The Union Ministry of Environment and Forests (MoEF) is planning to shift mining of minor minerals in areas less than five hectares (ha) into a category where no environmental impact assessment (EIA) will be required.
The move comes after chief minister of Punjab, Prakash Singh Badal, met environment minister Jayanthi Natarajan on November 21 and apprised her about the shortage of construction materials in the state. He contended that this is leading to a delay in execution of several government and private projects.
Soon after, at a press meet in Chandigarh, Badal reportedly made an announcement to this effect.
An official from MoEF, on condition of anonymity, confirmed the news. According to him Natarajan has agreed to shift the mining of minerals in areas less than five hectares to Category B2 instead of Category B1, which attracts EIA. “The minister has instructed the secretary of MoEF to take stock of the scenario in Punjab as well as other states about mining of minor minerals in area less than five hectares and shift the mining of minor minerals accordingly,” added the official.
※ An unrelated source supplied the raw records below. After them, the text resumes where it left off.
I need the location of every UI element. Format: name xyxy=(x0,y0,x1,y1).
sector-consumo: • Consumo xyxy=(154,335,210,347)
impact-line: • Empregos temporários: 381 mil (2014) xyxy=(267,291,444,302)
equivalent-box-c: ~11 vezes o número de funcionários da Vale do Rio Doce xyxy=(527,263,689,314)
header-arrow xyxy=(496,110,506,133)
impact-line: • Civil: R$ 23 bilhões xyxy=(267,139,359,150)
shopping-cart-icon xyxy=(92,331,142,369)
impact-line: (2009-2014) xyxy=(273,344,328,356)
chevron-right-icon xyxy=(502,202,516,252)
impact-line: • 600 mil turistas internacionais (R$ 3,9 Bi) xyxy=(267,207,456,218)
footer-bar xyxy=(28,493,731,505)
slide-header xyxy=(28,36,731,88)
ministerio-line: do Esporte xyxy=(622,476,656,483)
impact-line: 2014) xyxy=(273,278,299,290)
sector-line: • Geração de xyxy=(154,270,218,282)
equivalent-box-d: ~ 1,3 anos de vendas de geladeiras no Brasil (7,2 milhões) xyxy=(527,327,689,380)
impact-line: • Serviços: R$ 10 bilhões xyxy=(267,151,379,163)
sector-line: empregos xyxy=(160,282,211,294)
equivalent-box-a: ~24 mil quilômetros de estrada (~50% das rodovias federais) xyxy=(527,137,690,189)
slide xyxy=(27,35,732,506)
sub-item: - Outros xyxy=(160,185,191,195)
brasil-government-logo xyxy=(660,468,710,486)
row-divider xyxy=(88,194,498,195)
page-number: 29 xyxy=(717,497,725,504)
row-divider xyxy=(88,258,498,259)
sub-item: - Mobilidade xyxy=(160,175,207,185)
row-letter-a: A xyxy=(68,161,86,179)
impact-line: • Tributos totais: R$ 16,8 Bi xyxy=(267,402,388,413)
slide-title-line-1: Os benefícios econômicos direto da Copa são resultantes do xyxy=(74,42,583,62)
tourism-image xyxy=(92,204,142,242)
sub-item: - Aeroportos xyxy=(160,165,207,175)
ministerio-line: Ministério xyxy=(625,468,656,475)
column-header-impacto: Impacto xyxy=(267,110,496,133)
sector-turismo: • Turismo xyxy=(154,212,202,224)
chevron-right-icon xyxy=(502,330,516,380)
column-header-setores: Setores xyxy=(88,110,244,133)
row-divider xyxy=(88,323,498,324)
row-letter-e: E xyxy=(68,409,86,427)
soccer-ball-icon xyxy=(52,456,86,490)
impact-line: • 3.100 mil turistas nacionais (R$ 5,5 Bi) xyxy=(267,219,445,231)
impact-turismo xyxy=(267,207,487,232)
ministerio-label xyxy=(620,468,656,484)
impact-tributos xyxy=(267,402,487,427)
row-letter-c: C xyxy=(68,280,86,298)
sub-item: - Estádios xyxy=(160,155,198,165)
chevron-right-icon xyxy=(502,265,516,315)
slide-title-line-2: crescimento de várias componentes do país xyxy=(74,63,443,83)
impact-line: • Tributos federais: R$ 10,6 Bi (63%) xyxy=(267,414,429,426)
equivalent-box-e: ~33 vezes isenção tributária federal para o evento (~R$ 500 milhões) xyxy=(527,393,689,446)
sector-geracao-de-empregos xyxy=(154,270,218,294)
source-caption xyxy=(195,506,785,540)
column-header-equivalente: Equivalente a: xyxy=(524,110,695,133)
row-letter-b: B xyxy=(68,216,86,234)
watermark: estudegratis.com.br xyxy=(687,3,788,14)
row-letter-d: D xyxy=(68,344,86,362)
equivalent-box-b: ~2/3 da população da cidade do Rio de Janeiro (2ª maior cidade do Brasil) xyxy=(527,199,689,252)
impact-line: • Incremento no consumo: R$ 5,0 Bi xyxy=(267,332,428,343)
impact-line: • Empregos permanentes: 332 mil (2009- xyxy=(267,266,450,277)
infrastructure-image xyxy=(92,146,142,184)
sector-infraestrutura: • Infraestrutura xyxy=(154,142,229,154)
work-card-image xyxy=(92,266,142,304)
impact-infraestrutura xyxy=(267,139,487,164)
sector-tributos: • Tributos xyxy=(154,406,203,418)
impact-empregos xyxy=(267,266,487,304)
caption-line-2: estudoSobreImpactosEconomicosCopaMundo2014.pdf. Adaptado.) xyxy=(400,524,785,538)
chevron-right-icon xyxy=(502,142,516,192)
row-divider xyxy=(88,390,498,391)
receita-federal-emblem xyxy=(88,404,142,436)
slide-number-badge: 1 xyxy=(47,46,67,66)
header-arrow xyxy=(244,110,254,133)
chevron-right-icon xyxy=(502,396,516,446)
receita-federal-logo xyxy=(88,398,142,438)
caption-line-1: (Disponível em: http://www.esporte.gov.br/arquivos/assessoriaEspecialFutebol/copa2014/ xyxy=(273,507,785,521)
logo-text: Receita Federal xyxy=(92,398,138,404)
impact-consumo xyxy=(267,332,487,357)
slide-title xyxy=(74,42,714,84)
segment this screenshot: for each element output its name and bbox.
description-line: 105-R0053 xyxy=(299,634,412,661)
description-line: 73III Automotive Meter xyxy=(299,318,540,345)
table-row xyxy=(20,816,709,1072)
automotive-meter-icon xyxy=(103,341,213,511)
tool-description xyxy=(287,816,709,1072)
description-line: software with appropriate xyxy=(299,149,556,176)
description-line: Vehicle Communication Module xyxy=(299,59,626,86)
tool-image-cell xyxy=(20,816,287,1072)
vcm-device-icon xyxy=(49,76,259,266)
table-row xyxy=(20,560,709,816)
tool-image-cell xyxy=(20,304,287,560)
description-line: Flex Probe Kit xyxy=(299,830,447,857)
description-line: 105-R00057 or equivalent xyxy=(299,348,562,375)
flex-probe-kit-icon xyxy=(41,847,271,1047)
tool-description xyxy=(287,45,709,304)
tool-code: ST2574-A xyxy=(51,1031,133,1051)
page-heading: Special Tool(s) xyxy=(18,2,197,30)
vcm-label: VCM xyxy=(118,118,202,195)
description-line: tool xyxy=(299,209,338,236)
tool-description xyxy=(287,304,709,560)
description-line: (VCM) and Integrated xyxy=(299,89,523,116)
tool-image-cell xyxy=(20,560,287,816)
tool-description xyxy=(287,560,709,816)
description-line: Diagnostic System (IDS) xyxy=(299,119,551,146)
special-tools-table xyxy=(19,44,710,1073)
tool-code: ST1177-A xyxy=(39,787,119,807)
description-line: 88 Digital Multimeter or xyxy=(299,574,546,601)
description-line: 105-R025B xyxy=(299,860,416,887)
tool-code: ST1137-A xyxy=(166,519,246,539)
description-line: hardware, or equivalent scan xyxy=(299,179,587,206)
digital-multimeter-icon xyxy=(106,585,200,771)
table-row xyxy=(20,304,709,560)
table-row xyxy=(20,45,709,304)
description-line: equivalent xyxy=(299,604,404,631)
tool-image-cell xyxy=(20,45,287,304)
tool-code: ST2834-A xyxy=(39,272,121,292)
Apart from stone and sand, brick manufacturers have been hit in Punjab following the Supreme Court directions upheld by the Punjab and Haryana High Court to not allow excavation of top soil for brick clay mining in Punjab and other states. On November 7, the Punjab and Haryana High Court dismissed a public interest petition seeking exemption of brick kilns from environmental clearance. The petition was filed on the behalf of brick kiln owners and stated that brick clay should be exempted from the ban. However, the court observed that there was no mechanism in place for issuing environmental clearance to the brick kilns in Punjab, which is true for other brick producing states, too. The brick kiln owners will launch a protest from November 23 against the move.
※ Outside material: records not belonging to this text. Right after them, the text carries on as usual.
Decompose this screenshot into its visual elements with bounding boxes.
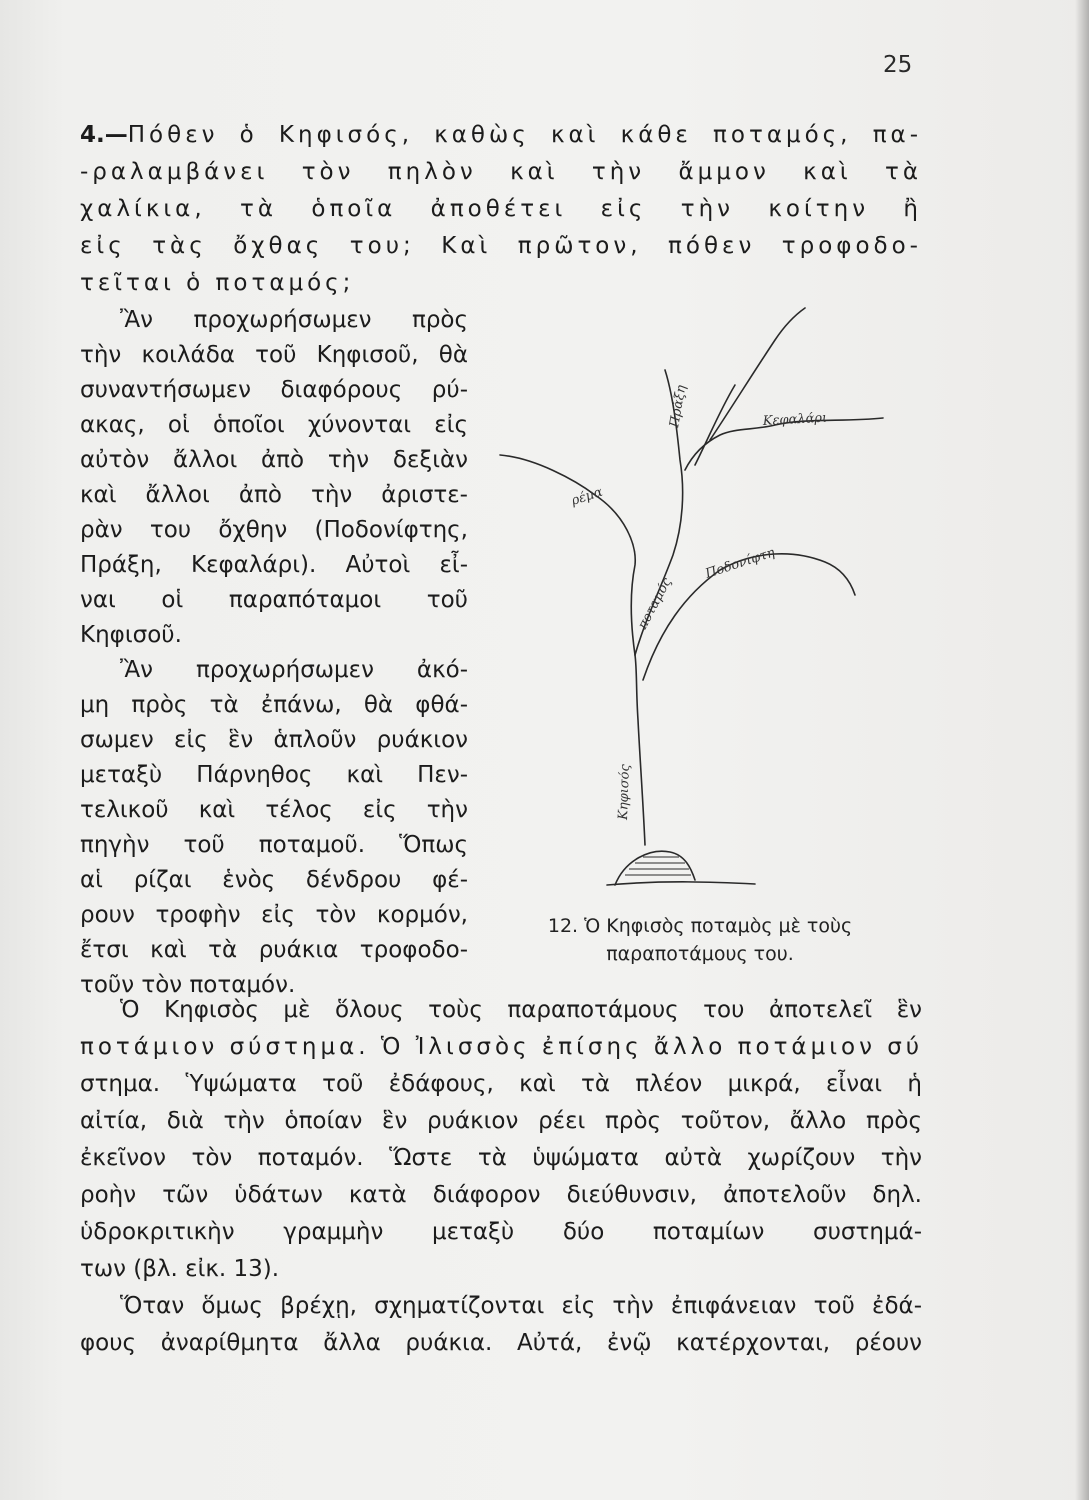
- paragraph5-line1: Ὅταν ὅμως βρέχῃ, σχηματίζονται εἰς τὴν ἐπιφάνειαν τοῦ ἐδά-: [120, 1293, 922, 1319]
- paragraph2-line8: Πράξη, Κεφαλάρι). Αὐτοὶ εἶ-: [80, 552, 468, 578]
- paragraph5-line2: φους ἀναρίθμητα ἄλλα ρυάκια. Αὐτά, ἐνῷ κατέρχονται, ρέουν: [80, 1330, 922, 1356]
- ground-line: [607, 882, 755, 885]
- paragraph4-line8: των (βλ. εἰκ. 13).: [80, 1256, 280, 1282]
- paragraph1-line5: τεῖται ὁ ποταμός;: [80, 270, 355, 296]
- paragraph3-line5: τελικοῦ καὶ τέλος εἰς τὴν: [80, 797, 468, 823]
- potamos-label: ποταμός: [635, 575, 675, 632]
- source-mound-line: [615, 851, 695, 885]
- paragraph4-line1: Ὁ Κηφισὸς μὲ ὅλους τοὺς παραποτάμους του ἀποτελεῖ ἓν: [120, 997, 922, 1023]
- paragraph2-line9: ναι οἱ παραπόταμοι τοῦ: [80, 587, 468, 613]
- paragraph4-line6: ροὴν τῶν ὑδάτων κατὰ διάφορον διεύθυνσιν, ἀποτελοῦν δηλ.: [80, 1182, 922, 1208]
- paragraph3-line10: τοῦν τὸν ποταμόν.: [80, 972, 296, 998]
- paragraph2-line1: Ἂν προχωρήσωμεν πρὸς: [120, 307, 468, 333]
- kifisos-river-line: [635, 655, 645, 845]
- paragraph3-line2: μη πρὸς τὰ ἐπάνω, θὰ φθά-: [80, 692, 468, 718]
- paragraph1-line1-text: Πόθεν ὁ Κηφισός, καθὼς καὶ κάθε ποταμός, πα-: [127, 122, 922, 148]
- paragraph1-line1: [80, 120, 922, 150]
- paragraph1-line4: εἰς τὰς ὄχθας του; Καὶ πρῶτον, πόθεν τροφοδο-: [80, 233, 922, 259]
- paragraph3-line1: Ἂν προχωρήσωμεν ἀκό-: [120, 657, 468, 683]
- rema-stream-line: [500, 455, 635, 655]
- paragraph4-line2: ποτάμιον σύστημα. Ὁ Ἰλισσὸς ἐπίσης ἄλλο ποτάμιον σύ: [80, 1034, 924, 1060]
- paragraph3-line7: αἱ ρίζαι ἑνὸς δένδρου φέ-: [80, 867, 468, 893]
- praxi-label: Πράξη: [667, 384, 690, 429]
- paragraph1-line2: -ραλαμβάνει τὸν πηλὸν καὶ τὴν ἄμμον καὶ τὰ: [80, 159, 922, 185]
- paragraph2-line3: συναντήσωμεν διαφόρους ρύ-: [80, 377, 468, 403]
- paragraph3-line8: ρουν τροφὴν εἰς τὸν κορμόν,: [80, 902, 468, 928]
- paragraph4-line7: ὑδροκριτικὴν γραμμὴν μεταξὺ δύο ποταμίων συστημά-: [80, 1219, 922, 1245]
- paragraph2-line7: ρὰν του ὄχθην (Ποδονίφτης,: [80, 517, 468, 543]
- paragraph2-line4: ακας, οἱ ὁποῖοι χύνονται εἰς: [80, 412, 468, 438]
- paragraph1-line3: χαλίκια, τὰ ὁποῖα ἀποθέτει εἰς τὴν κοίτην ἢ: [80, 196, 922, 222]
- section-number: 4.—: [80, 122, 128, 148]
- podonifti-stream-line: [643, 554, 855, 680]
- upper-tributary-line: [695, 385, 735, 465]
- paragraph3-line3: σωμεν εἰς ἓν ἁπλοῦν ρυάκιον: [80, 727, 468, 753]
- paragraph2-line6: καὶ ἄλλοι ἀπὸ τὴν ἀριστε-: [80, 482, 468, 508]
- paragraph4-line5: ἐκεῖνον τὸν ποταμόν. Ὥστε τὰ ὑψώματα αὐτὰ χωρίζουν τὴν: [80, 1145, 922, 1171]
- river-system-figure: [495, 300, 915, 900]
- paragraph2-line5: αὐτὸν ἄλλοι ἀπὸ τὴν δεξιὰν: [80, 447, 468, 473]
- paragraph4-line4: αἰτία, διὰ τὴν ὁποίαν ἓν ρυάκιον ρέει πρὸς τοῦτον, ἄλλο πρὸς: [80, 1108, 922, 1134]
- figure-caption-line1: 12. Ὁ Κηφισὸς ποταμὸς μὲ τοὺς: [547, 915, 853, 937]
- river-sketch: [495, 300, 915, 900]
- binding-shadow: [1075, 0, 1089, 1500]
- figure-caption-line2: παραποτάμους του.: [606, 943, 794, 965]
- paragraph3-line6: πηγὴν τοῦ ποταμοῦ. Ὅπως: [80, 832, 468, 858]
- kefalari-label: Κεφαλάρι: [762, 410, 828, 429]
- podonifti-label: Ποδονίφτη: [703, 545, 777, 582]
- kifisos-label: Κηφισός: [616, 763, 633, 821]
- paragraph3-line9: ἔτσι καὶ τὰ ρυάκια τροφοδο-: [80, 937, 468, 963]
- paragraph3-line4: μεταξὺ Πάρνηθος καὶ Πεν-: [80, 762, 468, 788]
- page-number: 25: [883, 52, 913, 78]
- paragraph2-line10: Κηφισοῦ.: [80, 622, 182, 648]
- paragraph2-line2: τὴν κοιλάδα τοῦ Κηφισοῦ, θὰ: [80, 342, 468, 368]
- rema-label: ρέμα: [569, 484, 605, 509]
- paragraph4-line3: στημα. Ὑψώματα τοῦ ἐδάφους, καὶ τὰ πλέον μικρά, εἶναι ἡ: [80, 1071, 922, 1097]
According to All India Bricks and Tiles Manufacturers president, Arvinder Singh Chamak, MoEF has not clearly said anything about minor minerals during discussions with Punjab chief minister. “Nothing has emerged from these meetings between the ministers. We have approached the ministry of mines to exempt brick clay from environmental clearance. We will continue with the agitation as more 3,000 kilns in the state have been shut and workers are sitting idle,” he added.
On the other hand, the Punjab government had forwarded EIA reports of 95 minor mineral quarry projects for approval to the MoEF in June 2012; the ministry rejected the leases of 89 in October. According to ministry sources, in most of the villages where such mining projects were proposed, the local residents objected to mining.
As for bricks, besides extensive pollution, brick-making has caused extensive damage to agriculture in the region–a claim contested by brick manufacturers. A detailed project report of 2010 by Punjab State Council for Science and Technology, Energy Efficient Brick Kiln for the Production of Resource Efficient Bricks, states that 350 million tonnes of soil is consumed by brick industry annually in India from about 20,234 ha of agricultural land.